Für den Markt hat das Folgen. In einem Umfeld zunehmender Produktähnlichkeit wird Servicequalität zum Selektionsmechanismus. Anbieter, die Anfragen zügig und fachlich hochwertig beantworten, erhöhen ihre Attraktivität für Kunden und Vermittler. Anbieter, die daran dauerhaft scheitern, riskieren den Verlust des Direktzugangs zum Markt und damit mittelfristig sinkendes Neugeschäft bei gleichbleibender Kostenbasis.

Steuerung statt Symbolik

Wenn Lebensversicherer ihre Wettbewerbsfähigkeit stärken wollen, müssen sie Servicequalität als steuerungsrelevante Größe behandeln. Reaktionszeit, Rückmeldequote und inhaltliche Qualität gehören auf die Managementebene, nicht in die Randnotiz des Qualitätsmanagements. Entscheidend ist nicht, ob ein Unternehmen ein Ticketsystem hat, sondern ob dieses System zu belastbarer Beratung führt.
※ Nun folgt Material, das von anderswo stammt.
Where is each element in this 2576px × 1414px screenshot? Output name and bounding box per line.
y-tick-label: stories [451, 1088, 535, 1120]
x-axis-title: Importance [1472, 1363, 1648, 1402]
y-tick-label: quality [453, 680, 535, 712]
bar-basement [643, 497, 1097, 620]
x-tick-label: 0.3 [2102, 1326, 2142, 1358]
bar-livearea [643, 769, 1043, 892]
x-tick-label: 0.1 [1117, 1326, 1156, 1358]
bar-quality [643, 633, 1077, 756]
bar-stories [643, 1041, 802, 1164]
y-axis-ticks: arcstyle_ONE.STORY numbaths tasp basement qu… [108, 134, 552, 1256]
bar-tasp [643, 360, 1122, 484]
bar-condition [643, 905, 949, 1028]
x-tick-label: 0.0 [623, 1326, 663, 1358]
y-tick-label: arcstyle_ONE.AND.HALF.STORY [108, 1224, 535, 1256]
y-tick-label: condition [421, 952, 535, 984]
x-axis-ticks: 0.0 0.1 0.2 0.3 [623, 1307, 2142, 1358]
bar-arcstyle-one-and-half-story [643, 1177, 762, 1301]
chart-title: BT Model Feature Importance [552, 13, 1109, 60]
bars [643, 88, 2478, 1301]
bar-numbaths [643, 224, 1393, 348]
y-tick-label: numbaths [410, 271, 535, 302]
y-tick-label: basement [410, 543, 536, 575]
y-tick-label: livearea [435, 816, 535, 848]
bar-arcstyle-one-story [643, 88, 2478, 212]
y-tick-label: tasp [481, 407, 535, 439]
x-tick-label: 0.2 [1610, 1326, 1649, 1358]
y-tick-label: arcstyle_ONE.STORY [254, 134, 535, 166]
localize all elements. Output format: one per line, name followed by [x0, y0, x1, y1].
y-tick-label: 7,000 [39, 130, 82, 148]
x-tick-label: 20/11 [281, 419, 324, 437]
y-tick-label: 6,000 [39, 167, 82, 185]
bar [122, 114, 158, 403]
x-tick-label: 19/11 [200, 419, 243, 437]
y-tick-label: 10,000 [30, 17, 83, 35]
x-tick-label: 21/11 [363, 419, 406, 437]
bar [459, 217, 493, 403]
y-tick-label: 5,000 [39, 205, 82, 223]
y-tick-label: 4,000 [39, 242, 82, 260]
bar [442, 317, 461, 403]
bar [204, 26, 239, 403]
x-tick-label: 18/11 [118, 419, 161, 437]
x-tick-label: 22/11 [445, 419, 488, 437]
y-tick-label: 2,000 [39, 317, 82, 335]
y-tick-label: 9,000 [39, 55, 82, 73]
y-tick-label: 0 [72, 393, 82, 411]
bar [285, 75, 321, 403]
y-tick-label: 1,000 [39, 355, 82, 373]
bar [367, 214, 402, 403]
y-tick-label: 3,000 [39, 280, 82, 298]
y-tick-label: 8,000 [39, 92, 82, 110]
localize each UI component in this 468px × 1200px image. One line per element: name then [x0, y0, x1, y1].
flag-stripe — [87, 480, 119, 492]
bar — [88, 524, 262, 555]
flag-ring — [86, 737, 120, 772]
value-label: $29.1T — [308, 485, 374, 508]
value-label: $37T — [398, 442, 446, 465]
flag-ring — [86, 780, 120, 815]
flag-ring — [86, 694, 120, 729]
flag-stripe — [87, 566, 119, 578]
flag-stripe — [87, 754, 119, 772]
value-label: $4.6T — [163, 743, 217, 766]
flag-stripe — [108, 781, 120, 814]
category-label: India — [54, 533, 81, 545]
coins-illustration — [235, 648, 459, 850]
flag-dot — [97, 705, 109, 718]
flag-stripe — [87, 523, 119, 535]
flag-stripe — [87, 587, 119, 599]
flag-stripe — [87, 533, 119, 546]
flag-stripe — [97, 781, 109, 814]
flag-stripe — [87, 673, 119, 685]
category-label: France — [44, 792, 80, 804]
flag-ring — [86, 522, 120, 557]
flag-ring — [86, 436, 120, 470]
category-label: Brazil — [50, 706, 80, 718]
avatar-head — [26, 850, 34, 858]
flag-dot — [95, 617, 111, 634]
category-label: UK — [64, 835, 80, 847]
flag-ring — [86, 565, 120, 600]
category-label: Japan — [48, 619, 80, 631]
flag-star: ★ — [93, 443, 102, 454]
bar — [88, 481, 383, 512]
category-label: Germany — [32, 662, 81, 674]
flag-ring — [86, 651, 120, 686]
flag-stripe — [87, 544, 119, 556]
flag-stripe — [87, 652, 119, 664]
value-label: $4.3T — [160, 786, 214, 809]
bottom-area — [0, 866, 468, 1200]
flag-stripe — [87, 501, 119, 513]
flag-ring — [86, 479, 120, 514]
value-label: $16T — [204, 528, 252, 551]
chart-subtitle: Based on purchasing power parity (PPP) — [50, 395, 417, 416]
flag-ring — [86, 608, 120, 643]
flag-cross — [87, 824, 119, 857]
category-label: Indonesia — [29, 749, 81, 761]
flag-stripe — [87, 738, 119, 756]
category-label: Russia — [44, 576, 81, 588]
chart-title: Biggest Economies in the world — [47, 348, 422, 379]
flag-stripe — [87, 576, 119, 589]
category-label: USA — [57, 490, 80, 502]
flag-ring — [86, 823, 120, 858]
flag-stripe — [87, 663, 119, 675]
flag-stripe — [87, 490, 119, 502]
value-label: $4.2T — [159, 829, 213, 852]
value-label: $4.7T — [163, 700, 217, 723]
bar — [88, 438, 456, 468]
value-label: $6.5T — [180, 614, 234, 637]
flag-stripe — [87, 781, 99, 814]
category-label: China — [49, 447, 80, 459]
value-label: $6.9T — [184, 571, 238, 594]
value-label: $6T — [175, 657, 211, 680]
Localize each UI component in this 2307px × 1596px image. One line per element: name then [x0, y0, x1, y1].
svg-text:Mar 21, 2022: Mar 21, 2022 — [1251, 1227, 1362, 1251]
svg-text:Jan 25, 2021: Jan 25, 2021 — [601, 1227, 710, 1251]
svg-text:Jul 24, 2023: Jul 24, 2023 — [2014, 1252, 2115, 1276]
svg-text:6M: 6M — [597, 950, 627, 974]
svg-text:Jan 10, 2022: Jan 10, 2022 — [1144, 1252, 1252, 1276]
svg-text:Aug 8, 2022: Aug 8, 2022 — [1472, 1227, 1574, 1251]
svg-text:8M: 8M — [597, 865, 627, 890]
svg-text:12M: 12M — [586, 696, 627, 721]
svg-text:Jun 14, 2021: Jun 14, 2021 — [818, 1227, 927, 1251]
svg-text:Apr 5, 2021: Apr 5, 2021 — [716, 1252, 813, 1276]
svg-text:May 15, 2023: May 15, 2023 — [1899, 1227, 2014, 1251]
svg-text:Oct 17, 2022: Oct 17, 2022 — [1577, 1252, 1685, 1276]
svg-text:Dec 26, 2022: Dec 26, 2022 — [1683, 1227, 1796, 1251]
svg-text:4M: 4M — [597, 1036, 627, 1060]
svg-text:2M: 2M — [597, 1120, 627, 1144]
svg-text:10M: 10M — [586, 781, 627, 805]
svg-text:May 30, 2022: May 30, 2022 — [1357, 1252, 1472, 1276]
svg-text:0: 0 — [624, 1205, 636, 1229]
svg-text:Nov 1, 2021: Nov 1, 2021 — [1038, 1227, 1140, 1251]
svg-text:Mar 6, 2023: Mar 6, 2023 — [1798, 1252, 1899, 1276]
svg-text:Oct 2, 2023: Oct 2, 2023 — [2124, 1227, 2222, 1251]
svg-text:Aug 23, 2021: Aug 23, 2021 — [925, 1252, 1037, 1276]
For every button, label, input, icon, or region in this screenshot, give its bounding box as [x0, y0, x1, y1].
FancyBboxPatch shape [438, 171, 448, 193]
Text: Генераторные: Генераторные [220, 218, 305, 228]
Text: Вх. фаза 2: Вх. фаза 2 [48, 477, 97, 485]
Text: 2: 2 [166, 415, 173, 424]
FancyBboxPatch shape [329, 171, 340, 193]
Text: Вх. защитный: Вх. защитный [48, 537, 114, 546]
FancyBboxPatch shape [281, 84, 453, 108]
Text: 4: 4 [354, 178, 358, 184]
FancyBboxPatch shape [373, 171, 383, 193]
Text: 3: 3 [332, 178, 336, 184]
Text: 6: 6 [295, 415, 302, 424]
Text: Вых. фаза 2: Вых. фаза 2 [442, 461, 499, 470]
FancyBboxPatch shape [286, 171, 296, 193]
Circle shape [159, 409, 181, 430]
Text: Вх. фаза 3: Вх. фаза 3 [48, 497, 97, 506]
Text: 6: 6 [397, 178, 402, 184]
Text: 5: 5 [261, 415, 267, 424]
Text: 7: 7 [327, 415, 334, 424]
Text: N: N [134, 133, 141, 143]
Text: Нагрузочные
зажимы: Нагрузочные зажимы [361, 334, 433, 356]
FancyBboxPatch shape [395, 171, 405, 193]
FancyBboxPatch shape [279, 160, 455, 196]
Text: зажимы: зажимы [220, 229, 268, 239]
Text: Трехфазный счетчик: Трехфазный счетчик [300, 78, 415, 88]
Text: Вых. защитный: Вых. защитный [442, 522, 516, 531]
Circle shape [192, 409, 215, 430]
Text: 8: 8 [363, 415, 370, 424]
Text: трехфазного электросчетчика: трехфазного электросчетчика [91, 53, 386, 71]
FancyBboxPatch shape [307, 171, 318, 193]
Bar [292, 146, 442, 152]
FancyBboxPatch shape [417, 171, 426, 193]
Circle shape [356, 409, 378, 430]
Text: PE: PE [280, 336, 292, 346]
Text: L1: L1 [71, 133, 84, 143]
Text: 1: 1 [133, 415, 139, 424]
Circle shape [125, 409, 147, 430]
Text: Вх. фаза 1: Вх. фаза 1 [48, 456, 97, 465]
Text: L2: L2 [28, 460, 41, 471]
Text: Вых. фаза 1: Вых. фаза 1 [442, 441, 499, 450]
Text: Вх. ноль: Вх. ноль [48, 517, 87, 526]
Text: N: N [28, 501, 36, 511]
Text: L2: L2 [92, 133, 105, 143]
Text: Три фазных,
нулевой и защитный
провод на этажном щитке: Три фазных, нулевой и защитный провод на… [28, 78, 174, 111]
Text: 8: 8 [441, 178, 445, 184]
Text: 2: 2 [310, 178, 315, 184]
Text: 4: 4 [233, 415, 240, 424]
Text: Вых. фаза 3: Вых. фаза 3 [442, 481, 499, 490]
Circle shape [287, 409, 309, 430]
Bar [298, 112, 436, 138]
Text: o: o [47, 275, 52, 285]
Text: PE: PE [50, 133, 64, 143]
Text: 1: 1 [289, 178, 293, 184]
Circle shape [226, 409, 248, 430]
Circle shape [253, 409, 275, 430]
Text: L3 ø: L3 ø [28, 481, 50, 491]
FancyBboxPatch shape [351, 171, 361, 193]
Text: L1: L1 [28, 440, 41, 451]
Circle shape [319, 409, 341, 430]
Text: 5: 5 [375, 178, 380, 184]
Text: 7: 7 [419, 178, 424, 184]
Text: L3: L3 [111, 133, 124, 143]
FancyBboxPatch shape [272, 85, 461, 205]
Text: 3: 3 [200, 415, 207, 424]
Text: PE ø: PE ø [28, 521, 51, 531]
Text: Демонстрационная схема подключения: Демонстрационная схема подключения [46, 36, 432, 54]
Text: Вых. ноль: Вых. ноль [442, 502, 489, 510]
Daraus folgt auch eine organisatorische Konsequenz: Digitalisierung darf nicht als Vorwand dienen, um qualifizierte Erstberatung zu umgehen. Effiziente Workflows sind sinnvoll, aber sie müssen inhaltlich aufgeladen sein. Erst wenn ein Versicherer bereits im ersten Kontakt fachlich überzeugend antwortet, statt lediglich weiterzuleiten, erfüllt er seine Aufgabe als professioneller Anbieter im Lebensversicherungsmarkt.

Marktbedeutung

Die vorliegenden Studien sprechen daher für einen klaren Trend: Servicequalität wird in der Lebensversicherung zu einem strategischen Überlebensfaktor. Wer im Kundendialog dauerhaft schwach bleibt, verliert nicht nur einzelne Abschlüsse, sondern auch Relevanz im Wettbewerb. Die eigentliche Trennlinie verläuft künftig weniger zwischen großen und kleinen Häusern als zwischen organisatorisch lernfähigen und organisatorisch trägen Anbietern.

Gerade deshalb ist der Service-Check keine bloße Momentaufnahme, sondern ein Frühindikator für Marktposition, Abschlussfähigkeit und Zukunftsfähigkeit. In einem zunehmend austauschbaren Markt wird nicht der mit dem kompliziertesten Produkt gewinnen, sondern der mit der besten Antwort.